Potential Panviral Drug Target Identified

Katherine Scott

Dr. Nihal Altan-Bonnet and her team at Rutgers University have found a potential panviral drug target, or a target that appears across several viruses. She presented her research last week at the ASCB Annual Meeting.

Courtesy of Dr. Nihal Altan-Bonnet, Brown University

Seeking a more efficient way to fight life-threatening viral infections than individual, virus specific vaccines, Dr. Altan-Bonnet turned to the replication sites viruses form on the surface of membrane-bound organelles for a possible solution. What she and her colleagues discovered is that the membrane platforms of three different viruses — poliovirus, coxsackievirus, and hepatitis C —  all rely on a specific lipid.

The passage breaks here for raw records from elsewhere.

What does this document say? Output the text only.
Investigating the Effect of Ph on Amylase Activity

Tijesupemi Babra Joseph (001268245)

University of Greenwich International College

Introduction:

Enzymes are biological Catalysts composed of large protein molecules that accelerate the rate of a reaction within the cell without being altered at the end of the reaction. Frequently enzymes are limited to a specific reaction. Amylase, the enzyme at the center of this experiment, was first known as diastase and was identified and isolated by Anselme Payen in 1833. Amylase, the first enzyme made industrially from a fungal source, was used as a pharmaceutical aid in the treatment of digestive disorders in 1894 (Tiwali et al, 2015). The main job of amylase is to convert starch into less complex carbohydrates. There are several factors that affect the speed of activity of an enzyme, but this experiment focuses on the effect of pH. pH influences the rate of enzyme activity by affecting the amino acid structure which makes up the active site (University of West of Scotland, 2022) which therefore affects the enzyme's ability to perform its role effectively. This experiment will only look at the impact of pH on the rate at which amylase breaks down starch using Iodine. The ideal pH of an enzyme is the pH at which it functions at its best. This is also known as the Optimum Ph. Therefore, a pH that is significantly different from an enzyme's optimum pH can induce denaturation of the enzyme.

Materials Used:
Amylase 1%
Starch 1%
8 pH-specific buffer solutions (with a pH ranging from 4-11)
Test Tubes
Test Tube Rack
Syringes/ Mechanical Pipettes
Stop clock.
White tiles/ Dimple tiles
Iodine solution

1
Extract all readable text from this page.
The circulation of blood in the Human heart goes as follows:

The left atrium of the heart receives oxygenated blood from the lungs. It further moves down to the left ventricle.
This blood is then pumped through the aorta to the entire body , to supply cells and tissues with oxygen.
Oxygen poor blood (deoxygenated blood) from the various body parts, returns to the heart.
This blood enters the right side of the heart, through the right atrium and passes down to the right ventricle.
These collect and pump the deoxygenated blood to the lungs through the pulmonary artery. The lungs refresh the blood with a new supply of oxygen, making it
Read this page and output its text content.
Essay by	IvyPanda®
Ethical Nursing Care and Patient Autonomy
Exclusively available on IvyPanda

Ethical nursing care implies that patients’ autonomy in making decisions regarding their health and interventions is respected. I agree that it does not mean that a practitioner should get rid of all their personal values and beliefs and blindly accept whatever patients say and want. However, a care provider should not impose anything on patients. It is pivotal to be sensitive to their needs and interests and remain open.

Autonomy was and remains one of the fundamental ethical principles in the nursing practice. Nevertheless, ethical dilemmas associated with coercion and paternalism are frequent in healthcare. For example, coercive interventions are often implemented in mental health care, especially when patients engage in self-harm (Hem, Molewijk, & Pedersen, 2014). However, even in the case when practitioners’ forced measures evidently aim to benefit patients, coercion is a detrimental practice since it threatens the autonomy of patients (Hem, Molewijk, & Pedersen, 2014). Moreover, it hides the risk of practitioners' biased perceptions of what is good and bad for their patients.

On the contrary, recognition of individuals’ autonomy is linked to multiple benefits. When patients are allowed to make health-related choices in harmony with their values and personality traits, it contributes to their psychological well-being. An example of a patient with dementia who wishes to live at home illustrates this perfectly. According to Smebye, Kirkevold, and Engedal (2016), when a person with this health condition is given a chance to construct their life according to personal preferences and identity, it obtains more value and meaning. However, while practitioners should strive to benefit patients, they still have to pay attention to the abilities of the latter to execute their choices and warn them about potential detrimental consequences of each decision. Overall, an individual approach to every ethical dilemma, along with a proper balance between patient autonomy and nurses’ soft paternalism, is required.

The lipid, phosphatidylinositol 4-phosphate (PI4P), is made by four lipid-modifying enzymes in the body, but viruses hijack only one, a type-III PI4-kinase, to generate the lipid. This enzyme is an excellent target for pharmacological agents, says Dr. Atlan-Bonnet, since the host can continue to meet his or her PI4P needs with the three other enzymes.

When the researchers blocked type III PI4 kinase, replication stopped in all three of the viruses they looked at. They are now expanding their research to see what other viruses use this platform.